Aristotle
384–322 BC · Ancient Greek
Liberty is self-government: ruling and being ruled in turn among equals.
Aristotle conceives of liberty primarily in political terms. The free person is one who lives in a polis governed by law and who participates in ruling and being ruled in turn. The slave, who is permanently subject to the rule of another without any share in government, lacks the condition of the free man. Liberty, on this view, is not merely the absence of constraint but a specific form of political life: shared self-government among citizens who are by nature equals.

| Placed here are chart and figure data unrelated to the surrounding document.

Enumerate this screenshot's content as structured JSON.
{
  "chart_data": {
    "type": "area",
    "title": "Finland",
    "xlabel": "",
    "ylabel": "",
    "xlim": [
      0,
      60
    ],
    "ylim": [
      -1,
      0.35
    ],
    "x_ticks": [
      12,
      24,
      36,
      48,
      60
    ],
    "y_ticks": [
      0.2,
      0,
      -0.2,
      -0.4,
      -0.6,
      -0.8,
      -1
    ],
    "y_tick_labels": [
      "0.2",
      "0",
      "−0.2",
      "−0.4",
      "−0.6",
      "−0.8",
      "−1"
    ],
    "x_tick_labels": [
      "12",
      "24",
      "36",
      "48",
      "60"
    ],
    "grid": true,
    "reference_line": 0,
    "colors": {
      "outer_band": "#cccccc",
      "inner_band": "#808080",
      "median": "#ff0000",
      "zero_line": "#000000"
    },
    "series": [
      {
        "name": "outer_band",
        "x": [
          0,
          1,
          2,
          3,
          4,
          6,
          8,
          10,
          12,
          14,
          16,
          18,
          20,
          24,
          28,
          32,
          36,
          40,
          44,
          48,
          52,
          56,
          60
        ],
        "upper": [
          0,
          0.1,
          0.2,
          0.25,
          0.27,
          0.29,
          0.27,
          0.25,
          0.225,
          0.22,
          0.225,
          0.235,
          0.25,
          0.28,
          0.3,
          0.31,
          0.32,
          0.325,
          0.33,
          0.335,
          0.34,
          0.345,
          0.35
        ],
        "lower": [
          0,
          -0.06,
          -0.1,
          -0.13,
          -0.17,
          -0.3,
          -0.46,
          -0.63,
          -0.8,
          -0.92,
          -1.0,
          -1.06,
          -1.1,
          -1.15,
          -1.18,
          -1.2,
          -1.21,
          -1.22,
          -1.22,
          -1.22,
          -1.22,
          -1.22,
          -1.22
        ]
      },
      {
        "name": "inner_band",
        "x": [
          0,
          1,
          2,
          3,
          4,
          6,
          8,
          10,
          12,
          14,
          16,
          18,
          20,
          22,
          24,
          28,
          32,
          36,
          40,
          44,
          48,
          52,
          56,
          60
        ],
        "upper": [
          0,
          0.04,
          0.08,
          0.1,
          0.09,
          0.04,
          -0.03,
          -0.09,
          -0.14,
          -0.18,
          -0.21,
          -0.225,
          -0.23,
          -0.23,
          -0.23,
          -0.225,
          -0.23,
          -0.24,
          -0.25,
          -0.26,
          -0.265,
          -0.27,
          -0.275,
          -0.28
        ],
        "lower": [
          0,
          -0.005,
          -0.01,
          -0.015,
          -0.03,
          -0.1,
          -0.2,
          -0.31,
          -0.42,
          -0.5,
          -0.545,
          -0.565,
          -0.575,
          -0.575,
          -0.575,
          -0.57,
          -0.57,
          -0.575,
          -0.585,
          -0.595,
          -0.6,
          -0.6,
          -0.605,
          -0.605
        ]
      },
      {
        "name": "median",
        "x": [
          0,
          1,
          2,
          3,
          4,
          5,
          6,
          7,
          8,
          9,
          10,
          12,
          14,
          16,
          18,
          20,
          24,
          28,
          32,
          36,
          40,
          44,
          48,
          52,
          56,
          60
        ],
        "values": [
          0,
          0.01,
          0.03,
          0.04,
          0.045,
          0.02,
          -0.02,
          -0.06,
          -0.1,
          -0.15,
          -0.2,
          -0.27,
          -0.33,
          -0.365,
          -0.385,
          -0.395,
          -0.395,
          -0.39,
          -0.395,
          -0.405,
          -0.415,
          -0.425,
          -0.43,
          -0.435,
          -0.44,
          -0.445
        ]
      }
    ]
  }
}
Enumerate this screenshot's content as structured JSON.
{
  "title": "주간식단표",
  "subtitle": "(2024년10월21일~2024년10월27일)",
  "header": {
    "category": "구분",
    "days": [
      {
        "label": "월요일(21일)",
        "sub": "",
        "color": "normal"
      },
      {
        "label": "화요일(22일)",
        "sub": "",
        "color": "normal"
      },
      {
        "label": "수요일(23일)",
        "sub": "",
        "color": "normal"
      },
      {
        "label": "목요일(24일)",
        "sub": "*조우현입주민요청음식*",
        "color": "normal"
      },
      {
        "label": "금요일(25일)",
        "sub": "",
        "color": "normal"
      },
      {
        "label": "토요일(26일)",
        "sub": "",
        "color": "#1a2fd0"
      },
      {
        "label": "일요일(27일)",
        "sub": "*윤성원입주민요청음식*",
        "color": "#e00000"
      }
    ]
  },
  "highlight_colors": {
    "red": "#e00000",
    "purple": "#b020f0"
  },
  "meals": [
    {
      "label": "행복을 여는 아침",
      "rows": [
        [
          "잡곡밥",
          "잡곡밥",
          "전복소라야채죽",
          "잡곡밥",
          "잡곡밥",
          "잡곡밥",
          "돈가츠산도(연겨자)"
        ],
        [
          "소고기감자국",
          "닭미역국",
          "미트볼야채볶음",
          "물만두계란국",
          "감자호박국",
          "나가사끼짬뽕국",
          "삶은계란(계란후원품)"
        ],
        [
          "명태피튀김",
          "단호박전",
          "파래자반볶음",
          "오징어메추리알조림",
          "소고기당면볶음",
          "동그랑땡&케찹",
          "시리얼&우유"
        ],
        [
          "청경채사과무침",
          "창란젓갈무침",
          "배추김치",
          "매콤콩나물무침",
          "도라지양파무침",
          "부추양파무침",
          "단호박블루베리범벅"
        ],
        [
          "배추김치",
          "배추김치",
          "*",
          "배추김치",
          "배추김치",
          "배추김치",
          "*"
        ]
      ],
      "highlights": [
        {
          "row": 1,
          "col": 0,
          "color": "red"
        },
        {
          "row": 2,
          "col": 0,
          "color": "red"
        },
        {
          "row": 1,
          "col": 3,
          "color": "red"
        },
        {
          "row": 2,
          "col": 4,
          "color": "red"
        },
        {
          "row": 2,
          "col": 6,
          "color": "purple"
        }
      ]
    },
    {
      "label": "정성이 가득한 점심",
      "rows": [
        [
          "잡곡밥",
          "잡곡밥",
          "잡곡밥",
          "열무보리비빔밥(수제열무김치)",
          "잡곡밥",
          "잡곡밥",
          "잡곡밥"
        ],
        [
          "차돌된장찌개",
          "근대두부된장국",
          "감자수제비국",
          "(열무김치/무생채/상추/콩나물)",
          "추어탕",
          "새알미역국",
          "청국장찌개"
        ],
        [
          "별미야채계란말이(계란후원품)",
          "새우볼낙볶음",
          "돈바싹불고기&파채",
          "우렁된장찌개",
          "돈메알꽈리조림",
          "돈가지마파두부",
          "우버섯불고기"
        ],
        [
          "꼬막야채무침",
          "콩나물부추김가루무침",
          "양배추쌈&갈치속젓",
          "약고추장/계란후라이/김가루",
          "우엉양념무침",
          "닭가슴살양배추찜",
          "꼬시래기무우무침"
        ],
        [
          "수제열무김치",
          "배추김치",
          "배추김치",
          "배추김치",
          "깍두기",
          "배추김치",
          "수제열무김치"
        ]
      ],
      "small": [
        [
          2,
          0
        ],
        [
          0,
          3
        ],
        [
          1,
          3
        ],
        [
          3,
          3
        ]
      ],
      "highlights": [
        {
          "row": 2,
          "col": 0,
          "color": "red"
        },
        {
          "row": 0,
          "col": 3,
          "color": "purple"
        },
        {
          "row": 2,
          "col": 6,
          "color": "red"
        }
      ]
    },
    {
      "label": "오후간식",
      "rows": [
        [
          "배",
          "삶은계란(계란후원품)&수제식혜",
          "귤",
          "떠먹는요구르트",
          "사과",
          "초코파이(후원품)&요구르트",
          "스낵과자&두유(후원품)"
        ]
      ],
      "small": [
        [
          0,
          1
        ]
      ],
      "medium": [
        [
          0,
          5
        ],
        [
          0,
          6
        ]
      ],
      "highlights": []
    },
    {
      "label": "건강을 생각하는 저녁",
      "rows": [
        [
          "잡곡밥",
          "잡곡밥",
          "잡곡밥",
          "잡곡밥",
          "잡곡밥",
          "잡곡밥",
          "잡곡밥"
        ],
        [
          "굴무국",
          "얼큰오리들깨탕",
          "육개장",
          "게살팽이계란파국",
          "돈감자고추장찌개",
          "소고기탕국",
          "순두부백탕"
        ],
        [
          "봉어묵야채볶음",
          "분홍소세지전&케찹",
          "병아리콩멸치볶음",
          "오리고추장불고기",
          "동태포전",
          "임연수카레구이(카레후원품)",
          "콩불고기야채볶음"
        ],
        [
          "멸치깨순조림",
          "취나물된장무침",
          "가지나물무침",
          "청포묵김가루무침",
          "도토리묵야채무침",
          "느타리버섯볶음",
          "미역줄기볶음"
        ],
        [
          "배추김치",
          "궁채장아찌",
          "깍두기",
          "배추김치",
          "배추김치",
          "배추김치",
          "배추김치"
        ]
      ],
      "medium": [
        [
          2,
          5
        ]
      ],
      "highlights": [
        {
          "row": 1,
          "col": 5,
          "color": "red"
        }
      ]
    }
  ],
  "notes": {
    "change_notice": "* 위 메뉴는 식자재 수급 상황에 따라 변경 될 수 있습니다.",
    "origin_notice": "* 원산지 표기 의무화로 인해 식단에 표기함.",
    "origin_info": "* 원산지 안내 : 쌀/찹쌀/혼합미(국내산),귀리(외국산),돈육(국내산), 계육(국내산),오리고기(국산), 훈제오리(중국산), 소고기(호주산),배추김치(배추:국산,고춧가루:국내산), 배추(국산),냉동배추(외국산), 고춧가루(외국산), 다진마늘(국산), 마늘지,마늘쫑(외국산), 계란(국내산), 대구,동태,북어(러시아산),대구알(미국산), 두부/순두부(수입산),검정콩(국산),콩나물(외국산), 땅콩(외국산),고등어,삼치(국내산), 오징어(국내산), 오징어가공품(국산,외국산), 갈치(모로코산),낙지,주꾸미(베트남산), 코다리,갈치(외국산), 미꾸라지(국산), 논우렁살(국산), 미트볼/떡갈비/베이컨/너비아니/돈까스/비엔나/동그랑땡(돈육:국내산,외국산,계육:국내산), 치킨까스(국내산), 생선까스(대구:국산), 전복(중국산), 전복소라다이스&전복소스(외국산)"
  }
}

Aristotle also treats the question of liberty in its moral aspect, as the capacity for voluntary action. A person is responsible only for what he does willingly, with knowledge of the relevant circumstances. Actions performed under compulsion or through ignorance are not fully voluntary and therefore not fully the agent's own. This analysis of voluntary action, treated more fully in the chapter on WILL, lays the groundwork for what later writers develop as the distinction between free will and determinism, though Aristotle does not himself frame it in those terms.
There is, further, a connection in Aristotle between liberty and virtue. The person who is governed by appetite is, in an important sense, no freer than the person who is governed by another man. Liberty in its fullest sense requires that reason govern desire, and that rational citizens deliberate together about the common good. On this account, liberty, like virtue, is an achievement of character and political order, not simply a natural condition. The bearing of this conception on the questions treated in the chapter on SLAVERY is evident.
"The basis of a democratic state is liberty... one principle of liberty is for all to rule and be ruled in turn."
"A man is the origin of his actions; and deliberation is about the things to be done by the agent himself."
Aristotle thus introduces two strands that run through the subsequent discussion of liberty: political liberty as self-government among equals, and moral liberty as the rational governance of one's own actions. The relation between these two conceptions, and whether they are ultimately compatible, becomes a central question in the tradition.